In the end this would quite wear her out. Her fright from the last time she had moved him till the next time she would have to do it, would have been more than enough. But all the fancies and ideas she took into her head nearly drove her mad; she spoke to no one about it. This new phase with the legs seemed to her so hopelessly mystical in its unreasonableness, that it made her afraid of the boy; he was no longer her boy. Just by chance later on she discovered a good deal of swelling round the ankles. She had always heard that this was the beginning of the end; she could scarcely drag herself down the stairs to the study, where the minister sat in a cloud of smoke. He saw her enter pale and terrified in her white night-dress.
"My dear, what is the matter?" He listened to her, went up with her, and looked at the swelling, fell on his knees by the bedside, burying his face in his hands; he was praying. Across his father's head she heard the short hurried breathing of the little fellow, saw the shining yet indifferent look he turned on him. She, too, would have prayed; but at that moment the boy pushed his father away with his hand; he could not bear the smell of tobacco. In that way he pushed her away from a possible prayer.
Dr. Kent's kind smile, his quiet, comforting assurance that the illness was the same as when he first had discovered the inflammation, that no worse symptom had set in, and that the swelling probably came from the strained position of the knees, relieved them so that Josephine cried for joy. He examined various matters, thereby confirming what he had already said.
That night Josephine slept better than she had done for long, but still she felt weaker than ever before.
Some time passed; one evening the minister and Dr. Kent came up-stairs; there was a certain solemnity about them. Josephine lay dressed on the bed, raised herself so as to get up, but both Kent and the minister begged her to lie down again. Dr. Kent told her that Fru Kallem had died the day before. Both the men looked at Josephine; she closed her eyes. For a while there was complete silence. But seeing repeated twitchings in her face, Tuft hastened to say:
"Under these circumstances, Josephine, it can only be for Edward's good. Of course he will feel it deeply now, but he will get over it.

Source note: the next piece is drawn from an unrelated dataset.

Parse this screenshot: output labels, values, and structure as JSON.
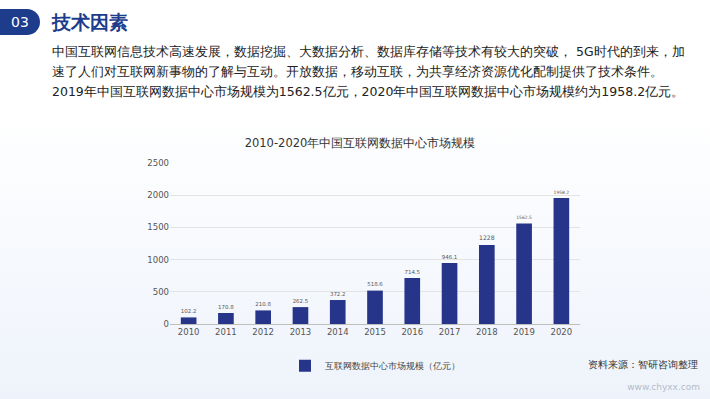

It will but benefit him." Josephine turned away her head. Her eyes remained closed; then the tears gushed forth.
He felt at that moment that he had said something studied; indeed, that he had been guilty of brutality. He had changed much during their boy's illness and that time of mutual anxiety. These words from former days--coming as they did just then in her smarting grief; uttered by the bed of their own sick child--became his silent companions, full of independent life: "they were messages from God."
Until he let fall those words, Josephine had always prayed silently whenever her husband prayed; since then she could do it no longer. She felt as she did in the beginning of their married life, when he had always expected her to join in all his overweening wishes and desires. In those days he had noticed nothing, but now he felt it at once. But just on that account, he felt he must have support, must have it chiefly in prayers for his sick child. So he turned to his friends at the meeting-house; he was sure of them. The painful events of those days; his fear for his boy's life; his joyless, wounded love, all collected into one violent outburst: he begged them to pray with him, he besought God's mercy. Could he but be found worthy of higher communion with God, then the trial would not be too hard.
He was radiant with the strength of his faith, as he went home and told about it. There were few like him when he was thus powerfully moved; but it happened so seldom.